Outside, towering above the hot tarred parking lot, is a letter-board sign: COME CELEBRATE SUMMER WITH US. I imagine a similar sign was posted there the week after Labor Day five years ago. I think of Atta and al Omari chuckling at its sunny obliviousness as they pull into their last stop before decisively ending the summer of 2001 — and life as we’d known it up to that point.
Inside the room are more signs. On the back of the bathroom door is an admonition to run the vent when showering because “steam and heat may set off the smoke detector.” There’s another on the other door: a diagram of this box-shaped, four-story brick building, mapping its emergency exit plan with arrows and a walking-not-running stick figure. Did they look at these signs and think of the mammoth conflagration they were about to unleash, the people who’d be seeking escape via endless stairwells or upper-story leaps? Within minutes of my check-in, a low-flying plane rumbles loudly overhead. Did they hear it? Did they think of it with queasy foreboding, or did their hearts quicken with excitement?
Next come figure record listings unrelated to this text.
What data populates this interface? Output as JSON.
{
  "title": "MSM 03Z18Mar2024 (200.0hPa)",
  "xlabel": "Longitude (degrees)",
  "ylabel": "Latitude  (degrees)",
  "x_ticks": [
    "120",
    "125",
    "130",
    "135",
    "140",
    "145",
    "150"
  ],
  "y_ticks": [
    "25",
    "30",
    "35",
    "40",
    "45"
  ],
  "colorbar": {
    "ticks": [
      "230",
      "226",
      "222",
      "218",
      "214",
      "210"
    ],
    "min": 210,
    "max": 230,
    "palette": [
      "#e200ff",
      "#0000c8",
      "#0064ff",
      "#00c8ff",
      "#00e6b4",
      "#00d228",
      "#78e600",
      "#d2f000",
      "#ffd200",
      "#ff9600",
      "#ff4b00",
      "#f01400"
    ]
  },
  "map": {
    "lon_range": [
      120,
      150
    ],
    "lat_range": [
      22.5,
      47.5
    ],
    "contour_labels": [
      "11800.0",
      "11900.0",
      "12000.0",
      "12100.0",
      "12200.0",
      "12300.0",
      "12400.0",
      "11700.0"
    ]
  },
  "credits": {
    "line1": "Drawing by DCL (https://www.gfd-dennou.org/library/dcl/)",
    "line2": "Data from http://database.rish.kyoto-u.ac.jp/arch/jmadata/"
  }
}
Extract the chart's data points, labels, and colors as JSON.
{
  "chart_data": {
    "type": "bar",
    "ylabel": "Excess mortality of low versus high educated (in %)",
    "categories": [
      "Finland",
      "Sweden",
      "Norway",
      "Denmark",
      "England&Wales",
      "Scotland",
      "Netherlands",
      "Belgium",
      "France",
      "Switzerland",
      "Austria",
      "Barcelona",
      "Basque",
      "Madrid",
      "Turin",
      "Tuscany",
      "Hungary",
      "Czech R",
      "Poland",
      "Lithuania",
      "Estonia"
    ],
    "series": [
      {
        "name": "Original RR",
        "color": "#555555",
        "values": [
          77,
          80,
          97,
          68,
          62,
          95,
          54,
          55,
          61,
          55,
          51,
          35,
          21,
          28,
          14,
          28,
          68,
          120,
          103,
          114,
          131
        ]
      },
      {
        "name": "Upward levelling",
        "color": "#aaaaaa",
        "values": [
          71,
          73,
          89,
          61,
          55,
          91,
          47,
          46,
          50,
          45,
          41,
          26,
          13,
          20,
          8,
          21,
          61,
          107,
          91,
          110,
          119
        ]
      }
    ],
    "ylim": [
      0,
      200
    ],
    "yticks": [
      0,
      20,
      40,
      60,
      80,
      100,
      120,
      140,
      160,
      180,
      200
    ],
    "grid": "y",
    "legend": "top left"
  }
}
 ATTA AND AL OMARI: visiting an ATM on 9/10 |
Forgive us our trespasses
More than two weeks after the attacks, the FBI released details of a handwritten note found in Mohammed Atta’s luggage, which never made it onto Flight 11 at Logan Airport. (Similar notes were found in Nawaf Alhazmi’s rental car at Dulles, and, incredibly, in the almost nonexistent wreckage of Flight 93 in Pennsylvania.) In the upper corner of page three of Atta’s note, written in Arabic, it says, “The last night.”“Remind yourself that in this night you will face many challenges,” it reads. “But you have to face them. . . . You should pray, you should fast. You should ask God for guidance, you should ask God for help. . . . Continue to pray throughout this night. Continue to recite the Koran.” It goes on:
Purify your heart and clean it from all earthly matters. The time of fun and waste has gone. The time of judgment has arrived. Hence we need to utilize those few hours to ask God for forgiveness. You have to be convinced that those few hours that are left you in your life are very few. From there you will begin to live the happy life, the infinite paradise. Be optimistic. The prophet was always optimistic. . . .
Everybody hates death, fears death. But only those, the believers who know the life after death and the reward after death, would be the ones who will be seeking death.